Under the new system proposed by the review group, such records would stay in private hands — either scattered among the phone companies, or pooled into some kind of private consortium. The N.S.A. would need to make the case to the surveillance court that it has met the standard of suspicion — and get a judge’s order — every time it wanted to perform such “link analysis.”
“In our view, the current storage by the government of bulk metadata creates potential risks to public trust, personal privacy, and civil liberty,” the report said, adding, “We endorse a broad principle for the future: as a general rule and without senior policy review, the government should not be permitted to collect and store mass, undigested, nonpublic personal information about U.S. persons for the purpose of enabling future queries and data-mining for foreign intelligence purposes.”
The report recommended new privacy protections for disclosure of personal information about non-Americans among agencies or to the public.
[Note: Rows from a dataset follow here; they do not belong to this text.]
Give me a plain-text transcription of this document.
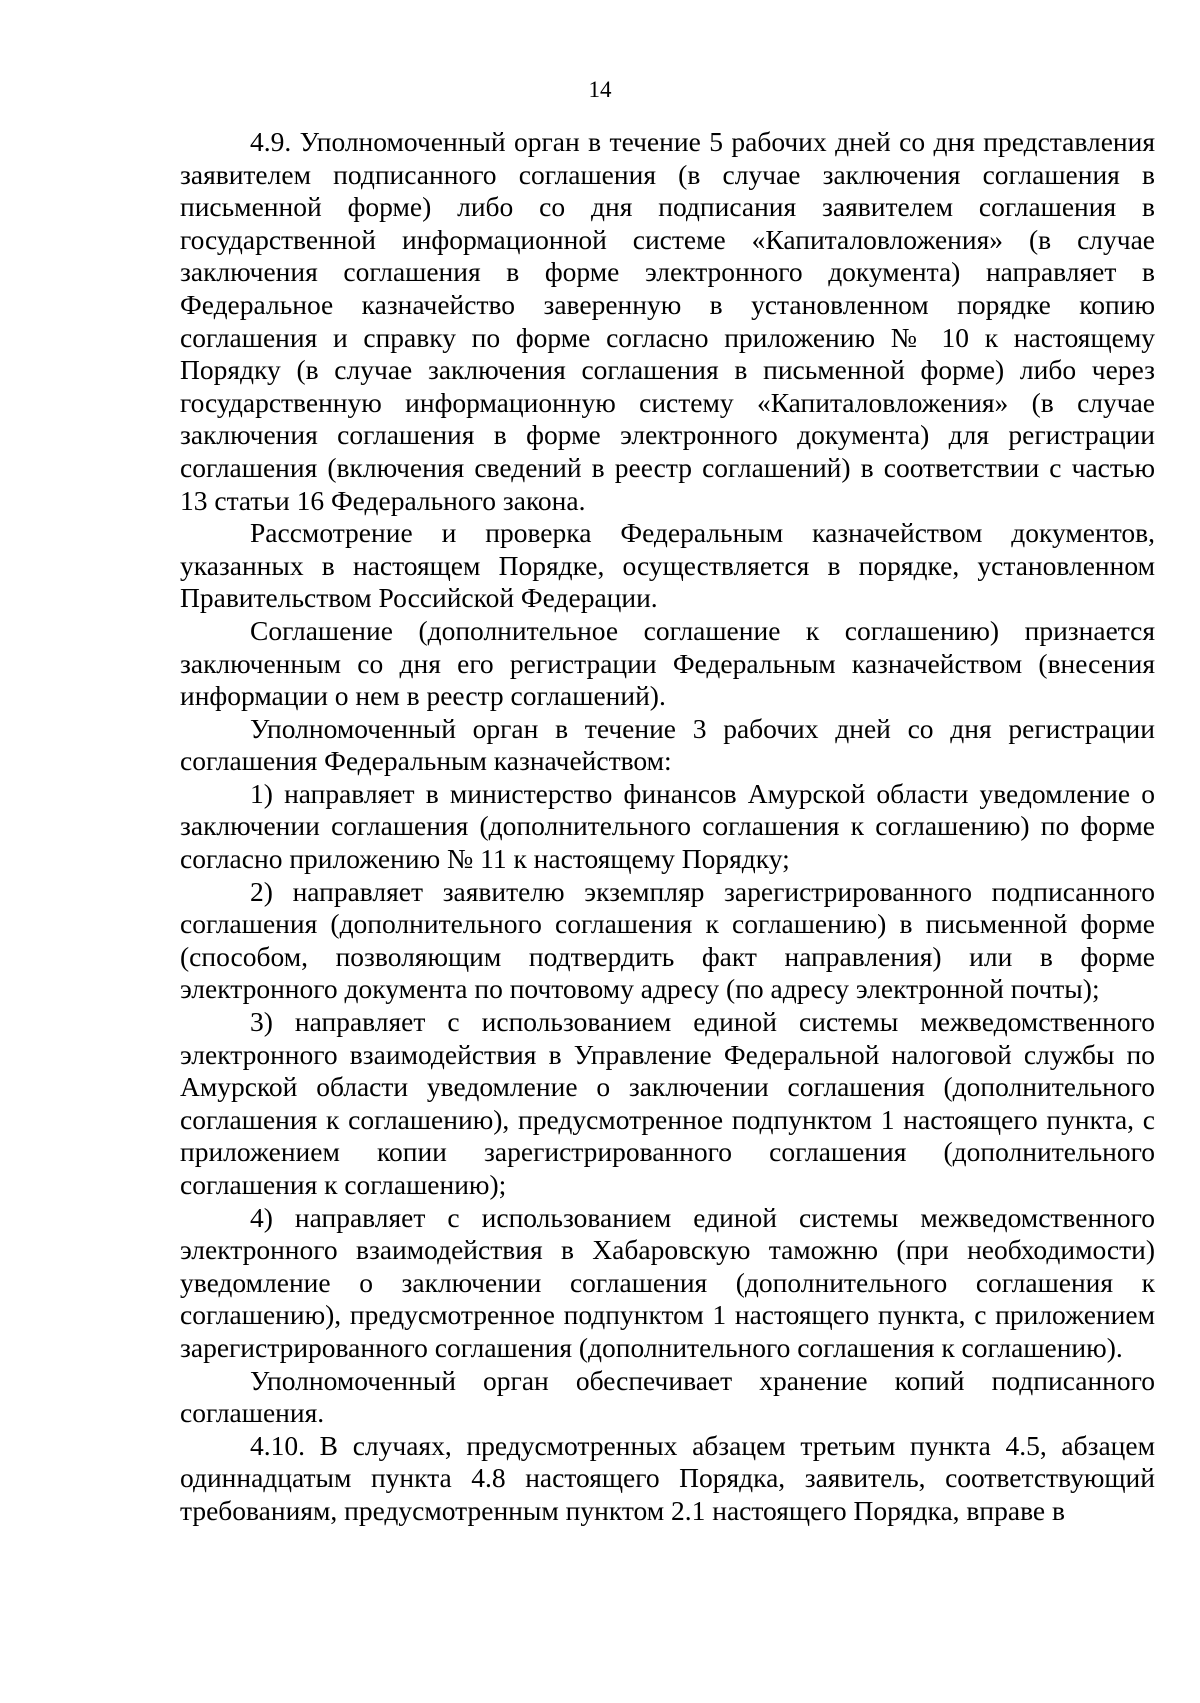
14

4.9. Уполномоченный орган в течение 5 рабочих дней со дня представления заявителем подписанного соглашения (в случае заключения соглашения в письменной форме) либо со дня подписания заявителем соглашения в государственной информационной системе «Капиталовложения» (в случае заключения соглашения в форме электронного документа) направляет в Федеральное казначейство заверенную в установленном порядке копию соглашения и справку по форме согласно приложению № 10 к настоящему Порядку (в случае заключения соглашения в письменной форме) либо через государственную информационную систему «Капиталовложения» (в случае заключения соглашения в форме электронного документа) для регистрации соглашения (включения сведений в реестр соглашений) в соответствии с частью 13 статьи 16 Федерального закона.

Рассмотрение и проверка Федеральным казначейством документов, указанных в настоящем Порядке, осуществляется в порядке, установленном Правительством Российской Федерации.

Соглашение (дополнительное соглашение к соглашению) признается заключенным со дня его регистрации Федеральным казначейством (внесения информации о нем в реестр соглашений).

Уполномоченный орган в течение 3 рабочих дней со дня регистрации соглашения Федеральным казначейством:

1) направляет в министерство финансов Амурской области уведомление о заключении соглашения (дополнительного соглашения к соглашению) по форме согласно приложению № 11 к настоящему Порядку;

2) направляет заявителю экземпляр зарегистрированного подписанного соглашения (дополнительного соглашения к соглашению) в письменной форме (способом, позволяющим подтвердить факт направления) или в форме электронного документа по почтовому адресу (по адресу электронной почты);

3) направляет с использованием единой системы межведомственного электронного взаимодействия в Управление Федеральной налоговой службы по Амурской области уведомление о заключении соглашения (дополнительного соглашения к соглашению), предусмотренное подпунктом 1 настоящего пункта, с приложением копии зарегистрированного соглашения (дополнительного соглашения к соглашению);

4) направляет с использованием единой системы межведомственного электронного взаимодействия в Хабаровскую таможню (при необходимости) уведомление о заключении соглашения (дополнительного соглашения к соглашению), предусмотренное подпунктом 1 настоящего пункта, с приложением зарегистрированного соглашения (дополнительного соглашения к соглашению).

Уполномоченный орган обеспечивает хранение копий подписанного соглашения.

4.10. В случаях, предусмотренных абзацем третьим пункта 4.5, абзацем одиннадцатым пункта 4.8 настоящего Порядка, заявитель, соответствующий требованиям, предусмотренным пунктом 2.1 настоящего Порядка, вправе в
The change would extend to foreigners essentially the same protections that citizens have under the Privacy Act of 1974 — a way of assuring foreign countries that their own citizens, if targeted for surveillance, will enjoy at least some protections under American law.
It also said the United States should get out of the business of secretly buying or searching for flaws in common computer programs and using them for mounting cyberattacks. That technique, using what are called “zero-day” flaws, so named because they are used with zero days of warning that the flaw even exists, were critical to the cyberattacks that the United States and Israel launched on Iran in an effort to slow its nuclear program. The United States often pays handsomely for secret information about such flaws; the advisers said that the information should be turned over to software manufacturers to have the mistakes fixed, rather than exploited.
And when it came to spying on foreign leaders, the report urged that the issue be taken out the hands of the intelligence agencies, and put into the hands of policy makers who would need to evaluate risks to the diplomatic and economic relations with the targeted countries.

Jeremy W. Peters contributed reporting.